The Illinois Senate is expected to vote Tuesday on a tax increase that Gov. Bruce Rauner already has vowed to veto.
The state narrowly avoided a downgrade to “junk” bond status on Monday, but there was little progress at the Capitol to end the two-year budget impasse.
Credit agencies said Sunday that a House vote to raise taxes was a good first step, but as the bill was set to move on to the Senate, negotiations hit another roadblock.
Leaders from both parties could not get together for a scheduled meeting – though Senate President John Cullerton vowed that lawmakers would vote Tuesday on the budget that passed the House.
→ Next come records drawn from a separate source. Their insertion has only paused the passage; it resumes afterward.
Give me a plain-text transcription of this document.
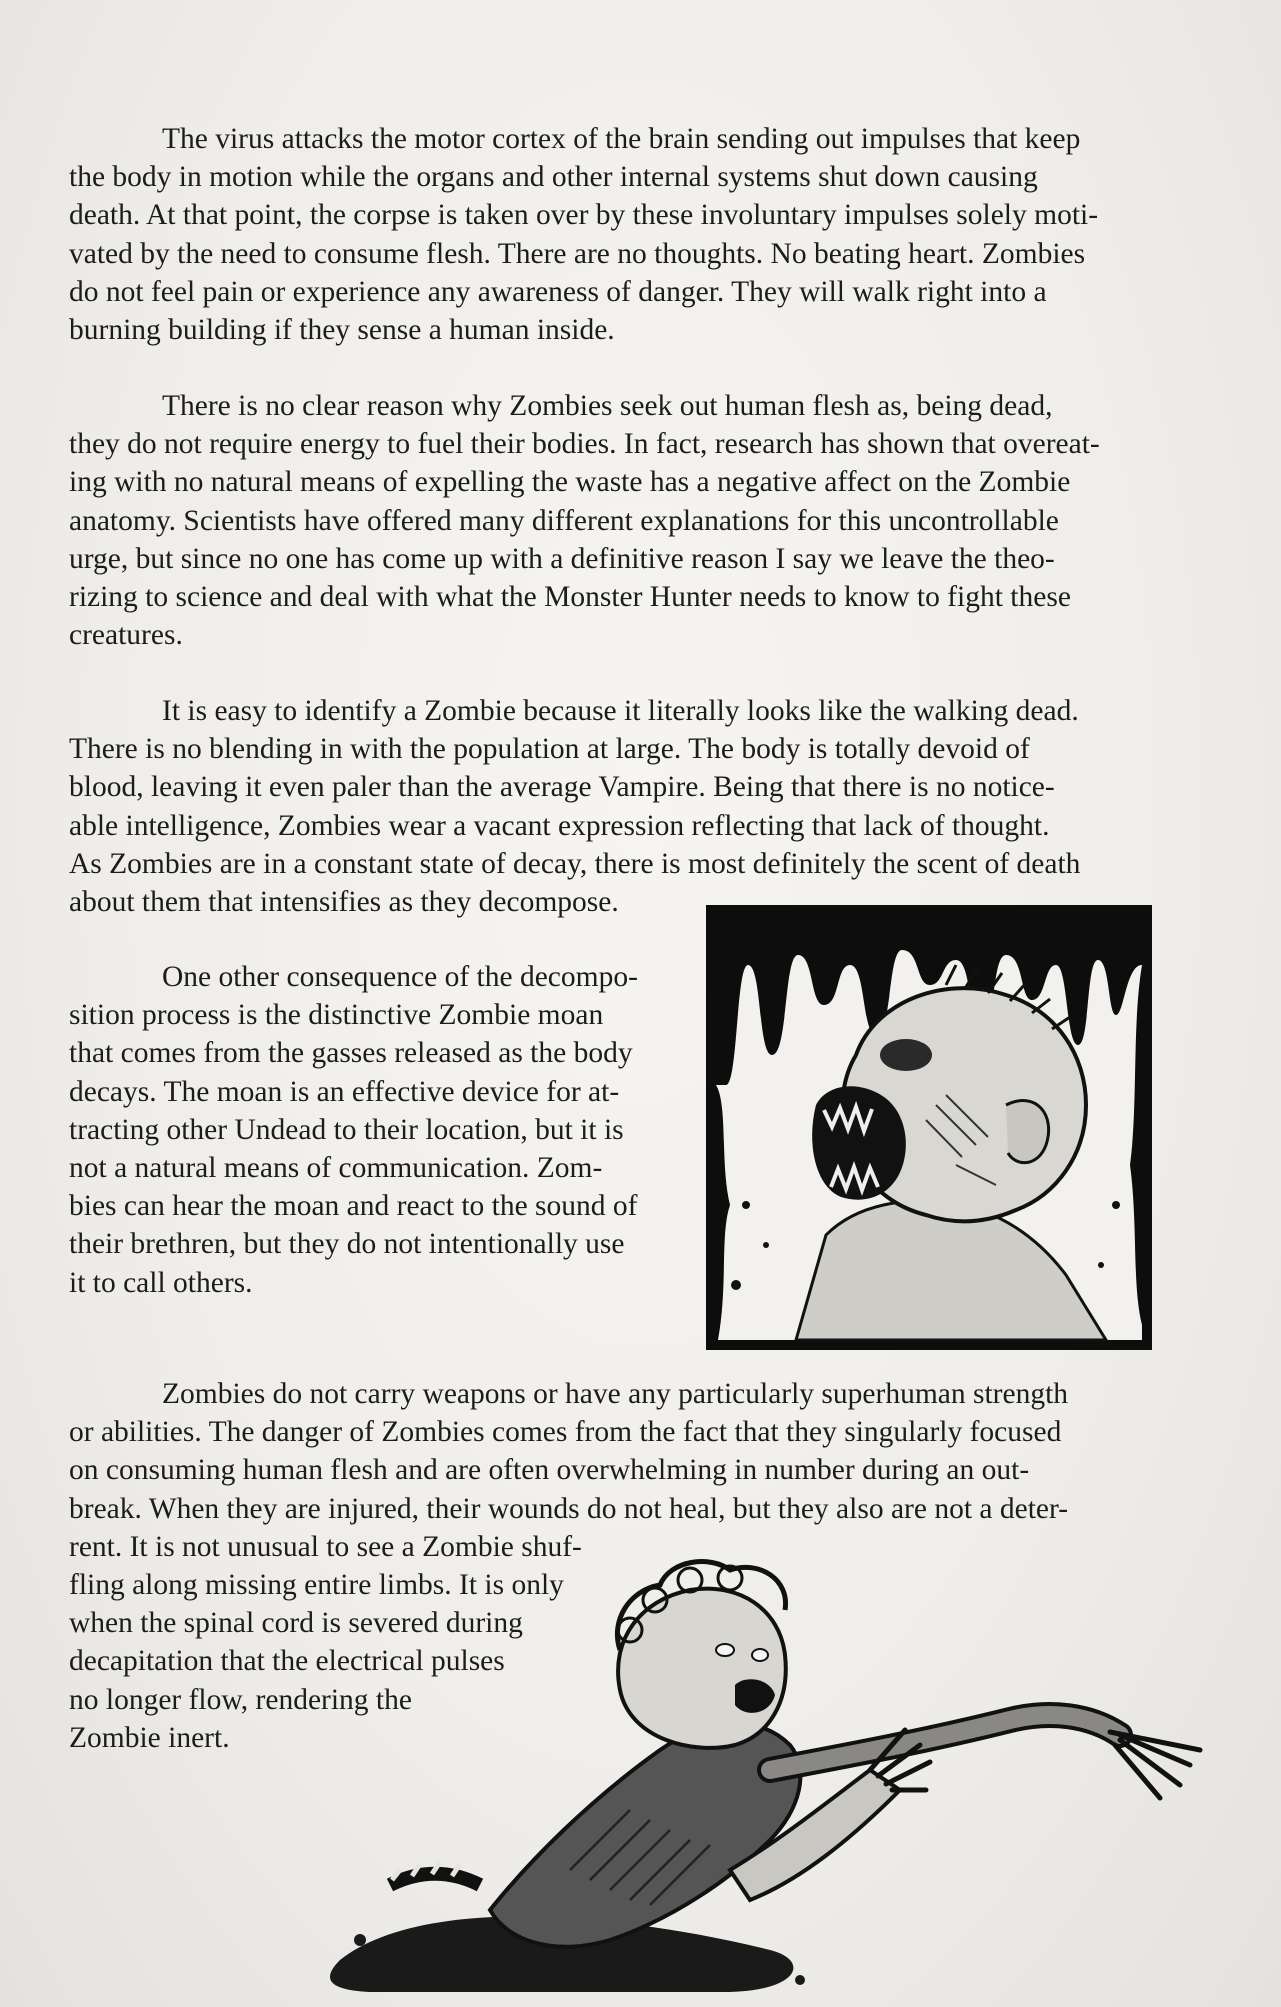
The virus attacks the motor cortex of the brain sending out impulses that keep
the body in motion while the organs and other internal systems shut down causing
death. At that point, the corpse is taken over by these involuntary impulses solely moti-
vated by the need to consume flesh. There are no thoughts. No beating heart. Zombies
do not feel pain or experience any awareness of danger. They will walk right into a
burning building if they sense a human inside.

There is no clear reason why Zombies seek out human flesh as, being dead,
they do not require energy to fuel their bodies. In fact, research has shown that overeat-
ing with no natural means of expelling the waste has a negative affect on the Zombie
anatomy. Scientists have offered many different explanations for this uncontrollable
urge, but since no one has come up with a definitive reason I say we leave the theo-
rizing to science and deal with what the Monster Hunter needs to know to fight these
creatures.

It is easy to identify a Zombie because it literally looks like the walking dead.
There is no blending in with the population at large. The body is totally devoid of
blood, leaving it even paler than the average Vampire. Being that there is no notice-
able intelligence, Zombies wear a vacant expression reflecting that lack of thought.
As Zombies are in a constant state of decay, there is most definitely the scent of death
about them that intensifies as they decompose.

One other consequence of the decompo-
sition process is the distinctive Zombie moan
that comes from the gasses released as the body
decays. The moan is an effective device for at-
tracting other Undead to their location, but it is
not a natural means of communication. Zom-
bies can hear the moan and react to the sound of
their brethren, but they do not intentionally use
it to call others.

Zombies do not carry weapons or have any particularly superhuman strength
or abilities. The danger of Zombies comes from the fact that they singularly focused
on consuming human flesh and are often overwhelming in number during an out-
break. When they are injured, their wounds do not heal, but they also are not a deter-
rent. It is not unusual to see a Zombie shuf-
fling along missing entire limbs. It is only
when the spinal cord is severed during
decapitation that the electrical pulses
no longer flow, rendering the
Zombie inert.
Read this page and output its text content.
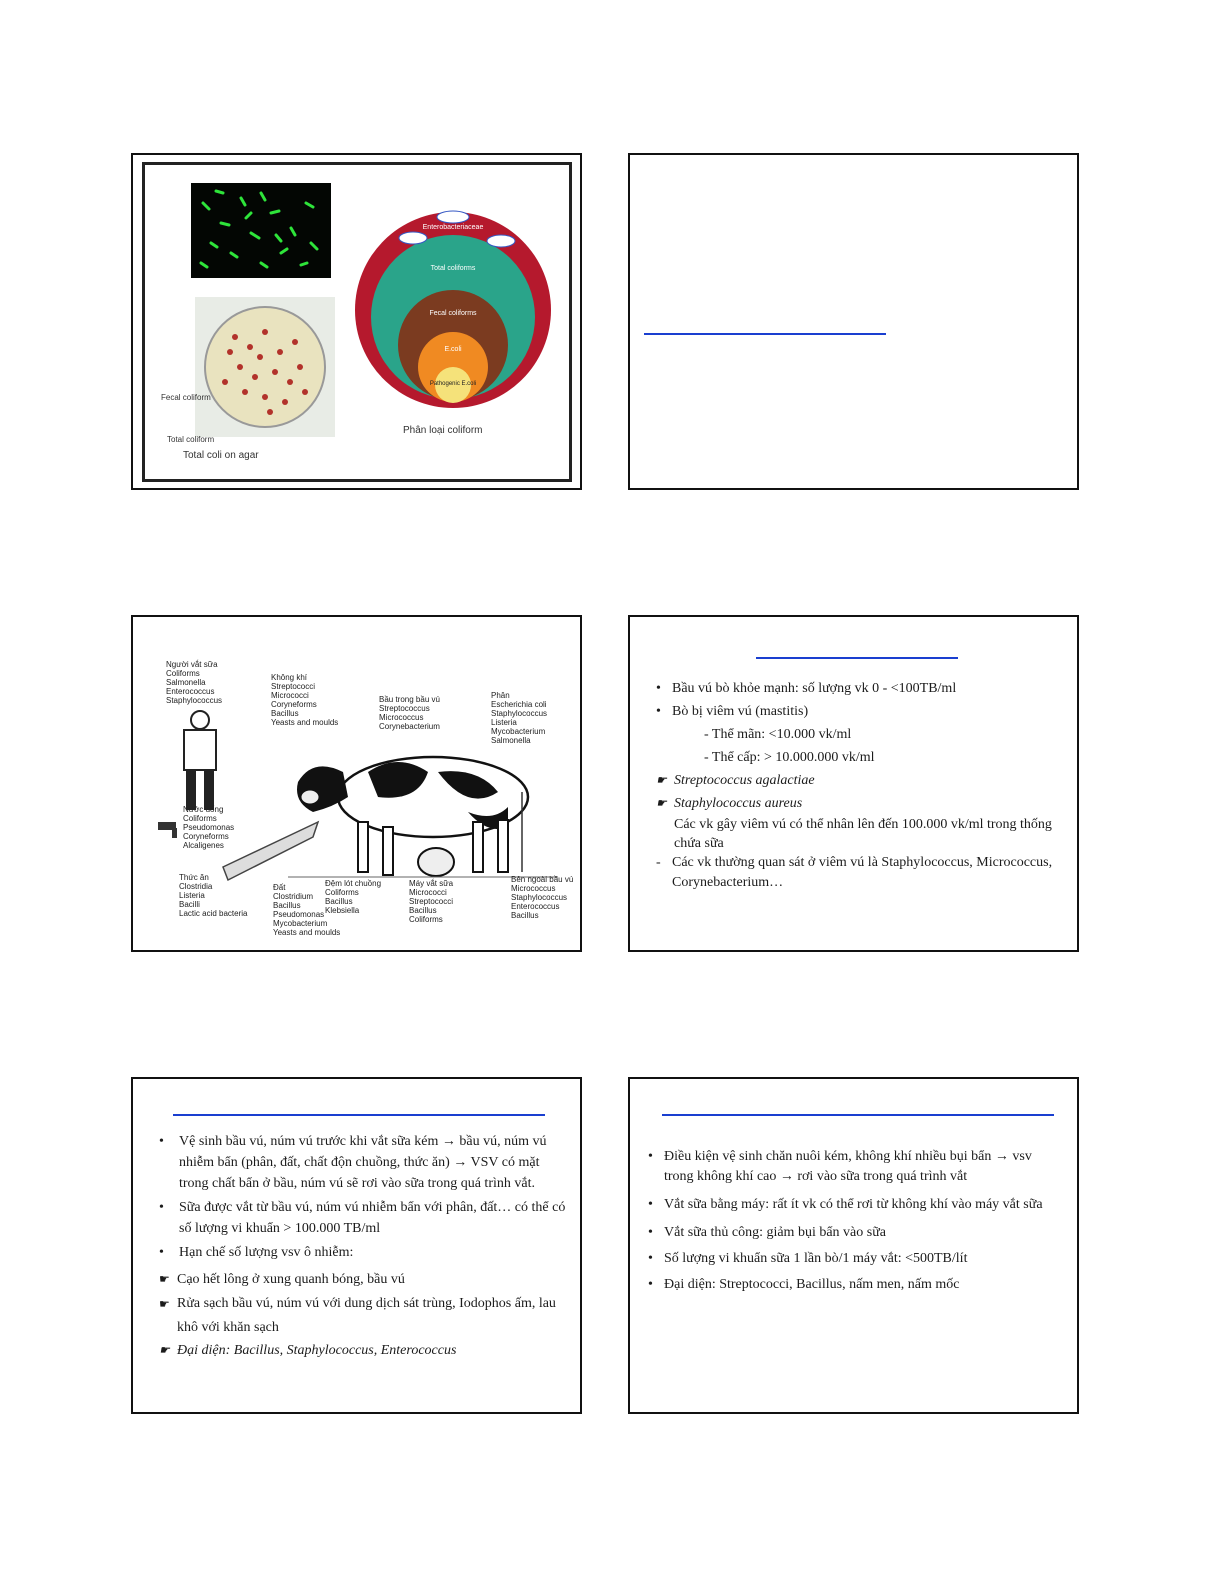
Fecal coliform
Total coliform
Total coli on agar
Enterobacteriaceae
Total coliforms
Fecal coliforms
E.coli
Pathogenic E.coli
Phân loại coliform
Người vắt sữa
Coliforms
Salmonella
Enterococcus
Staphylococcus
Không khí
Streptococci
Micrococci
Coryneforms
Bacillus
Yeasts and moulds
Bầu trong bầu vú
Streptococcus
Micrococcus
Corynebacterium
Phân
Escherichia coli
Staphylococcus
Listeria
Mycobacterium
Salmonella
Nước uống
Coliforms
Pseudomonas
Coryneforms
Alcaligenes
Thức ăn
Clostridia
Listeria
Bacilli
Lactic acid bacteria
Đất
Clostridium
Bacillus
Pseudomonas
Mycobacterium
Yeasts and moulds
Đệm lót chuồng
Coliforms
Bacillus
Klebsiella
Máy vắt sữa
Micrococci
Streptococci
Bacillus
Coliforms
Bên ngoài bầu vú
Micrococcus
Staphylococcus
Enterococcus
Bacillus
• Bầu vú bò khỏe mạnh: số lượng vk 0 - <100TB/ml
• Bò bị viêm vú (mastitis)
- Thể mãn: <10.000 vk/ml
- Thể cấp: > 10.000.000 vk/ml
☛ Streptococcus agalactiae
☛ Staphylococcus aureus
Các vk gây viêm vú có thể nhân lên đến 100.000 vk/ml trong thống chứa sữa
- Các vk thường quan sát ở viêm vú là Staphylococcus, Micrococcus, Corynebacterium…
• Vệ sinh bầu vú, núm vú trước khi vắt sữa kém → bầu vú, núm vú nhiễm bẩn (phân, đất, chất độn chuồng, thức ăn) → VSV có mặt trong chất bẩn ở bầu, núm vú sẽ rơi vào sữa trong quá trình vắt.
• Sữa được vắt từ bầu vú, núm vú nhiễm bẩn với phân, đất… có thể có số lượng vi khuẩn > 100.000 TB/ml
• Hạn chế số lượng vsv ô nhiễm:
☛ Cạo hết lông ở xung quanh bóng, bầu vú
☛ Rửa sạch bầu vú, núm vú với dung dịch sát trùng, Iodophos ấm, lau khô với khăn sạch
☛ Đại diện: Bacillus, Staphylococcus, Enterococcus
• Điều kiện vệ sinh chăn nuôi kém, không khí nhiều bụi bẩn → vsv trong không khí cao → rơi vào sữa trong quá trình vắt
• Vắt sữa bằng máy: rất ít vk có thể rơi từ không khí vào máy vắt sữa
• Vắt sữa thủ công: giảm bụi bẩn vào sữa
• Số lượng vi khuẩn sữa 1 lần bò/1 máy vắt: <500TB/lít
• Đại diện: Streptococci, Bacillus, nấm men, nấm mốc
“The Senate is committed to finishing the work it began in January and hopes to finally find bipartisan agreement to put an end to this chaos and restore stability to our state,” a spokesman for Cullerton said in a statement.
The House passed the revenue and spending package Sunday, with the tax hike garnering 72 votes, just one more than required to clear the chamber.
Fifteen Republicans, under intense pressure to end the standoff, broke ranks to vote in favor of the increase.
The measure would raise the personal income tax rate from 3.75 percent to 4.95 percent and the corporate tax rate from 5.25 percent to 7 percent.
The tax hikes are projected to raise roughly $5 billion at a time when Illinois has a $6.2 billion annual deficit and a $14.7 billion backlog of overdue bills.
Rauner quickly issued a statement Sunday night saying he would veto the increase citing a lack of reforms. On Monday, he took to social media to speak on the bill once more.
“Yesterday, Springfield decided to hit residents and businesses with the largest tax hike in history,” he said in a video posted on Twitter. “Illinois families deserve more jobs, property tax relief and term limits. They are about to get none of that - just higher taxes.”
But Democratic House Speaker Michael Madigan emphasized that Sunday’s vote was bipartisan, insisting that more work remained in negotiations.
But those negotiations suffered a setback when Republican leaders didn’t attend a meeting Monday on non-budgetary reforms like workers’ compensation and a property tax freeze – items Rauner has demanded since taking office in 2015 in order to agree to a deal to end the impasse.
Nevertheless, Cullerton planned to call the bills Tuesday.
In the event that the budget passes and Rauner shuts it down, Madigan said he will push to override that veto, setting up for potential political fireworks on the Fourth of July.